Bij de Mariatsjerke

Terwijl ik de zee achter me liet, liep ik langs het vissersmonument over de trap naar beneden. Met de zon achter één van de ankers kon ik er nog net even een mooie tegenlichtopname van maken …

Nadat ik de trap was afgedaald liep ik nog even in de richting van de Mariatsjerke. Het is een kerk die omstreeks 1200 is gebouwd. Van de oorspronkelijke kerk rest alleen de zadeldaktoren en de westzijde. Het schip en het koor werden in 1912 vervangen door nieuwbouw ….

Voor de kerk staat het beeld ‘De wjirmdolster’, ‘De pierensteekster’, van beeldhouwer Hans Jouta.

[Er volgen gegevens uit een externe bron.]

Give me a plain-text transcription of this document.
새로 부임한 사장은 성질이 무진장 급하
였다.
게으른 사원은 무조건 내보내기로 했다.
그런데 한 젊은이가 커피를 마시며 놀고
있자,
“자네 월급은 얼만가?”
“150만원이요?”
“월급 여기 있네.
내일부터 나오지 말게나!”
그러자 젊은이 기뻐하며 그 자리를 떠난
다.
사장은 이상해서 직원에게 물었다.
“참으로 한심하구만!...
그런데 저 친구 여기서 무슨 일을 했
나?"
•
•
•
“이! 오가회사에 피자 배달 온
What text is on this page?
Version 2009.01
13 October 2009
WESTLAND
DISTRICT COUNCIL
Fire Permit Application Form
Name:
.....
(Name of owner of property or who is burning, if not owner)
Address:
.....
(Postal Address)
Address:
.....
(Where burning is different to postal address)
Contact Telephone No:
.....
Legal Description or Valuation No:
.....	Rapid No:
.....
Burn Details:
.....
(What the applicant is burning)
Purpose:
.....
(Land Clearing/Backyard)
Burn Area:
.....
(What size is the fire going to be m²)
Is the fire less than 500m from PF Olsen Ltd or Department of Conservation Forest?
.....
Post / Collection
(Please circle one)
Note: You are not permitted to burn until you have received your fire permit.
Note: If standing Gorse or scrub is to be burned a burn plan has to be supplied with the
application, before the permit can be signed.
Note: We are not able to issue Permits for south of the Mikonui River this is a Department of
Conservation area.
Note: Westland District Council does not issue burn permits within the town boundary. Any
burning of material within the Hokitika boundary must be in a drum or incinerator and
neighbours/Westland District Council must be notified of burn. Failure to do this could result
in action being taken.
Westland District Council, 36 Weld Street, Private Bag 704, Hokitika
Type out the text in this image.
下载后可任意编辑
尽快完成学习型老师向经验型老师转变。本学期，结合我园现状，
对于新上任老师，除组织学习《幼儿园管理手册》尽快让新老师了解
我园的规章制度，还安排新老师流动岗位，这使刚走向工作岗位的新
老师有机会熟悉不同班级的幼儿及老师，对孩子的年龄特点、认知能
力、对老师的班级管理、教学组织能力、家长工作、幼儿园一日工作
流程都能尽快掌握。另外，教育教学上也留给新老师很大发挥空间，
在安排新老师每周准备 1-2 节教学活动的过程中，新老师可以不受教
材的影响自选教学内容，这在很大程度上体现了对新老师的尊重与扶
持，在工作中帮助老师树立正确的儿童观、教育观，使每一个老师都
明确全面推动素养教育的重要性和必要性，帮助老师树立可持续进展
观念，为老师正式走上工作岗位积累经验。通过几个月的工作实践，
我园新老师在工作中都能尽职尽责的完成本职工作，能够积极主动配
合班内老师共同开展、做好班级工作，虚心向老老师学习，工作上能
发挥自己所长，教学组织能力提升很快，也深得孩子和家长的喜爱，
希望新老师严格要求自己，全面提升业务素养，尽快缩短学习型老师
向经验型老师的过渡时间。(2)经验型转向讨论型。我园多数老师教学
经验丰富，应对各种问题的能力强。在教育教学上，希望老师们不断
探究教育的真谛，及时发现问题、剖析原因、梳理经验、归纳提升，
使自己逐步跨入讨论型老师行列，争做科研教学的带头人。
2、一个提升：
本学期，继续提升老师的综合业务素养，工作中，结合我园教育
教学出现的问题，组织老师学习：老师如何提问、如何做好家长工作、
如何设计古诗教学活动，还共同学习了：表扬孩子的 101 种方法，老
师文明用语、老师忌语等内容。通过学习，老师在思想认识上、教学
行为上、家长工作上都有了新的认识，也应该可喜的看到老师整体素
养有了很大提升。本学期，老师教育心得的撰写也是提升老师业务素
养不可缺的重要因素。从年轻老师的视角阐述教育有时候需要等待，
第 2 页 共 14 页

Over de achtergrond van dit beeld heb ik in 2019 al eens een blogje geschreven: De wjirmdolster

Ik sluit dit hoofdstuk af met een paar foto’s van de ingang van de kerk, die deels opnieuw is gemetseld. Naast de deur in de toren zit een gevelsteen met peilstreep. Daarop staat aangegeven hoe hoog het water hier eens heeft gestaan bij een dijkdoorbraak …

Bij een dergelijke ramp konden de dorpelingen alleen redding vinden in de hoge toren. Daar sluit ik vandaag af met een laatste foto van de oude kerktoren. Daarna ben ik op zoek gegaan naar een zitplekje op een muurtje aan het Tsjerkeplein …

– wordt vervolgd

De wjirmdolster

“En de vrouwen dan …?” schreef ik gisteren aan het eind van mijn logje.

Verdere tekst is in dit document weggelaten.